Why settle for a bike or a pirate when you can have both? Because it's a stupid idea? Yeah, good point.

As I’ve already mentioned, once you’ve burnt everything under (and including) the Sun the game takes a turn for the better, justifying completing the main section of the game.The combinations does add a layer of replayability, but I have no desire whatsoever in trying to find all 100 of them.

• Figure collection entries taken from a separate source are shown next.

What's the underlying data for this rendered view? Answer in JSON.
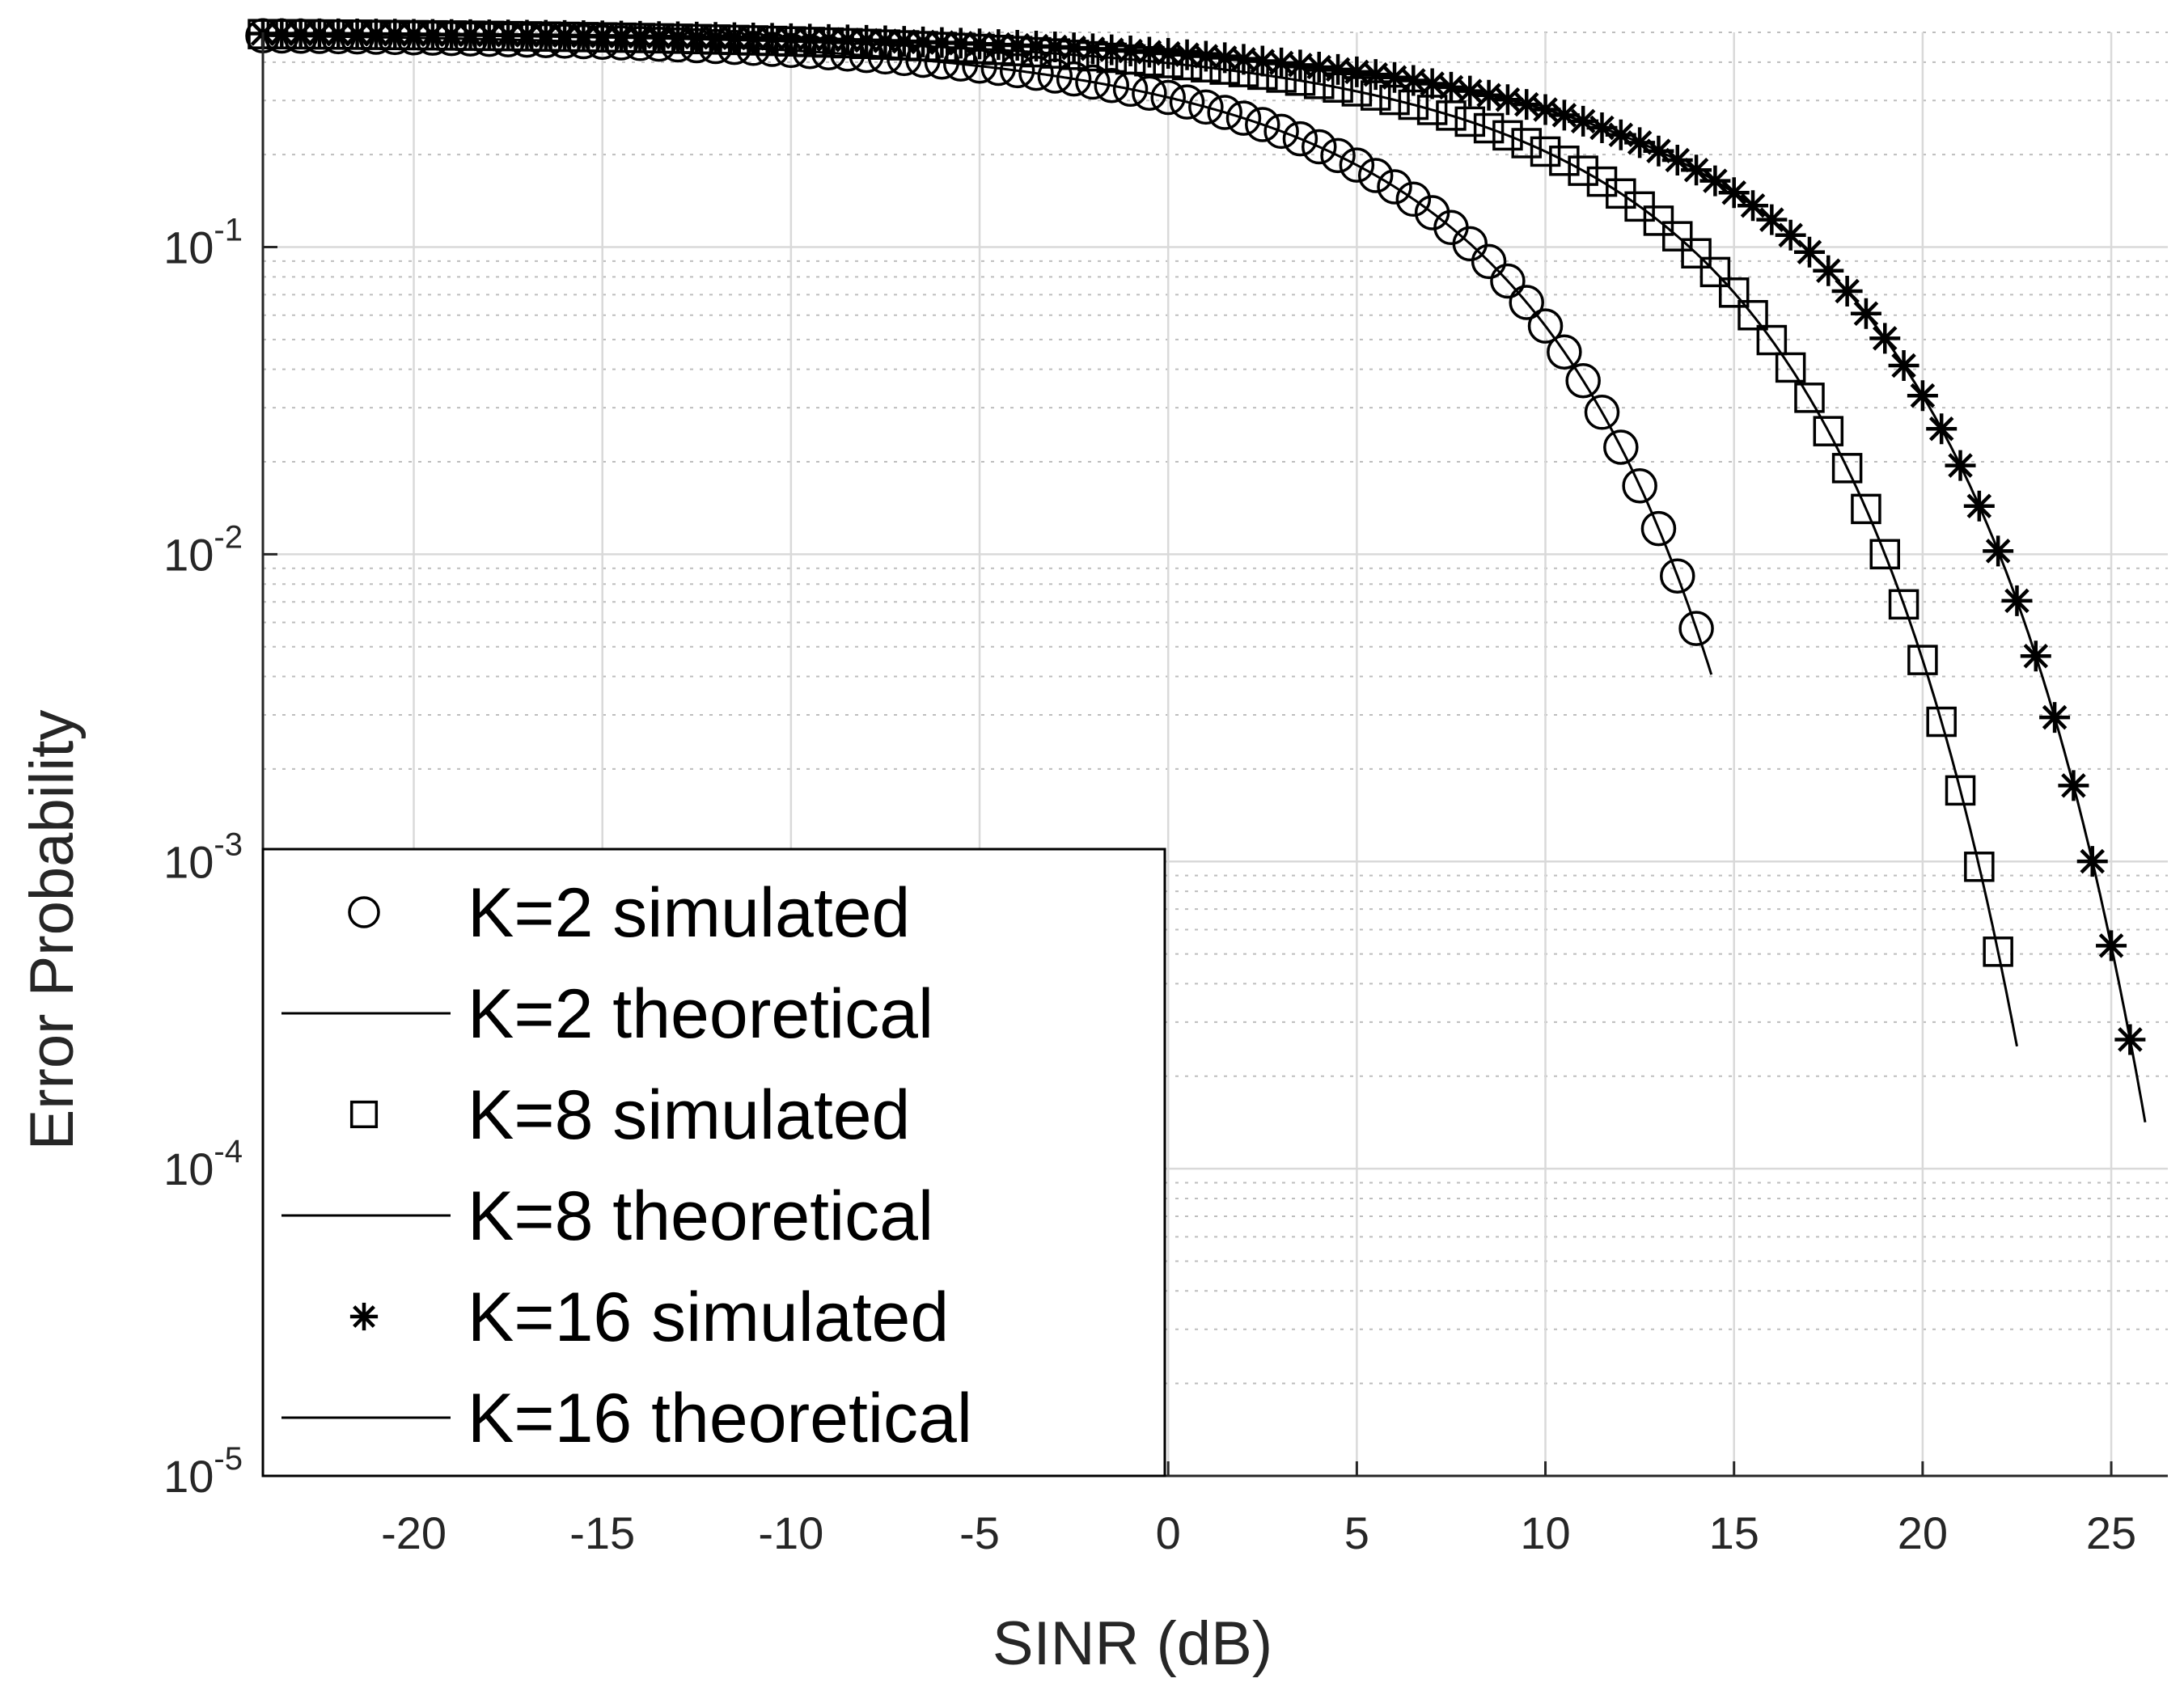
{
  "chart_data": {
    "type": "line",
    "title": "",
    "xlabel": "SINR (dB)",
    "ylabel": "Error Probability",
    "xlim": [
      -24,
      26.5
    ],
    "ylim": [
      1e-05,
      0.5
    ],
    "yscale": "log",
    "grid": true,
    "minor_grid": true,
    "legend_position": "bottom-left",
    "x_ticks": [
      -20,
      -15,
      -10,
      -5,
      0,
      5,
      10,
      15,
      20,
      25
    ],
    "x_tick_labels": [
      "-20",
      "-15",
      "-10",
      "-5",
      "0",
      "5",
      "10",
      "15",
      "20",
      "25"
    ],
    "y_ticks": [
      1e-05,
      0.0001,
      0.001,
      0.01,
      0.1
    ],
    "y_tick_labels": [
      {
        "base": "10",
        "exp": "-5"
      },
      {
        "base": "10",
        "exp": "-4"
      },
      {
        "base": "10",
        "exp": "-3"
      },
      {
        "base": "10",
        "exp": "-2"
      },
      {
        "base": "10",
        "exp": "-1"
      }
    ],
    "series": [
      {
        "name": "K=2 simulated",
        "K": 2,
        "style": "marker",
        "marker": "circle",
        "x_start": -24,
        "x_end": 14.2,
        "step": 0.5,
        "ecc": 3.93
      },
      {
        "name": "K=2 theoretical",
        "K": 2,
        "style": "line",
        "x_start": -24,
        "x_end": 14.4,
        "ecc": 3.93
      },
      {
        "name": "K=8 simulated",
        "K": 8,
        "style": "marker",
        "marker": "square",
        "x_start": -24,
        "x_end": 22.1,
        "step": 0.5,
        "ecc": 3.67
      },
      {
        "name": "K=8 theoretical",
        "K": 8,
        "style": "line",
        "x_start": -24,
        "x_end": 22.5,
        "ecc": 3.67
      },
      {
        "name": "K=16 simulated",
        "K": 16,
        "style": "marker",
        "marker": "asterisk",
        "x_start": -24,
        "x_end": 25.6,
        "step": 0.5,
        "ecc": 3.69
      },
      {
        "name": "K=16 theoretical",
        "K": 16,
        "style": "line",
        "x_start": -24,
        "x_end": 25.9,
        "ecc": 3.69
      }
    ],
    "legend": [
      {
        "label": "K=2 simulated",
        "marker": "circle"
      },
      {
        "label": "K=2 theoretical",
        "marker": "line"
      },
      {
        "label": "K=8 simulated",
        "marker": "square"
      },
      {
        "label": "K=8 theoretical",
        "marker": "line"
      },
      {
        "label": "K=16 simulated",
        "marker": "asterisk"
      },
      {
        "label": "K=16 theoretical",
        "marker": "line"
      }
    ]
  }
}
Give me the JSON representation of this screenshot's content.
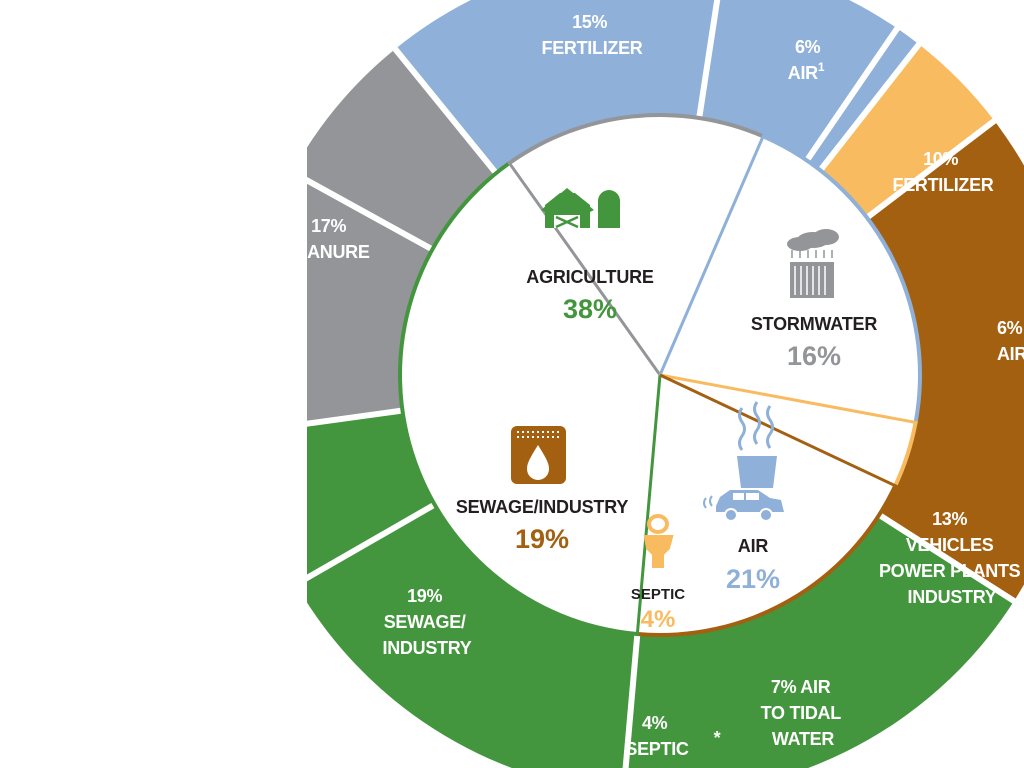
{
  "chart_data": {
    "type": "pie",
    "inner_ring": [
      {
        "name": "AGRICULTURE",
        "pct_label": "38%",
        "value": 38,
        "color": "#43963d"
      },
      {
        "name": "STORMWATER",
        "pct_label": "16%",
        "value": 16,
        "color": "#939598"
      },
      {
        "name": "AIR",
        "pct_label": "21%",
        "value": 21,
        "color": "#8fb0d8"
      },
      {
        "name": "SEPTIC",
        "pct_label": "4%",
        "value": 4,
        "color": "#f8bb60"
      },
      {
        "name": "SEWAGE/INDUSTRY",
        "pct_label": "19%",
        "value": 19,
        "color": "#a36010"
      }
    ],
    "outer_ring": [
      {
        "group": "AGRICULTURE",
        "lines": [
          "15%",
          "FERTILIZER"
        ],
        "value": 15
      },
      {
        "group": "AGRICULTURE",
        "lines": [
          "6%",
          "AIR"
        ],
        "superscript": "1",
        "value": 6
      },
      {
        "group": "STORMWATER",
        "lines": [
          "10%",
          "FERTILIZER"
        ],
        "value": 10
      },
      {
        "group": "STORMWATER",
        "lines": [
          "6%",
          "AIR"
        ],
        "value": 6
      },
      {
        "group": "AIR",
        "lines": [
          "13%",
          "VEHICLES",
          "POWER PLANTS",
          "INDUSTRY"
        ],
        "value": 13
      },
      {
        "group": "AIR",
        "lines": [
          "7% AIR",
          "TO TIDAL",
          "WATER"
        ],
        "value": 7
      },
      {
        "group": "AIR",
        "lines": [
          "*"
        ],
        "value": 1
      },
      {
        "group": "SEPTIC",
        "lines": [
          "4%",
          "SEPTIC"
        ],
        "value": 4
      },
      {
        "group": "SEWAGE/INDUSTRY",
        "lines": [
          "19%",
          "SEWAGE/",
          "INDUSTRY"
        ],
        "value": 19
      },
      {
        "group": "AGRICULTURE",
        "lines": [
          "17%",
          "MANURE"
        ],
        "value": 17
      }
    ]
  }
}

But does it justify buying the game? Certainly not at full price, currently just under £7 (around $11.50 or €8.50). Considering I got it in a Humble Bundle it felt more like a nice inclusion than a full purchase, and I’m not sure how I’d see the game if it were the other way round. Though that Bundle’s long gone if you can get it in another bundle or in a particularly good sale then it would definatly be worth buying, but not at full price. Don’t get me wrong, Little Inferno isn’t a bad game, just rendered dull and repetitive by a few unnecessary mechanics. There are defiantly some very good things in here, but these are unfortunately separated by these mechanics.

You can buy Little Inferno from Steam or directly from the developers, Tomorrow Corporation. It's also available for the Wii U or your tablet/phone (which might work better than on the computer).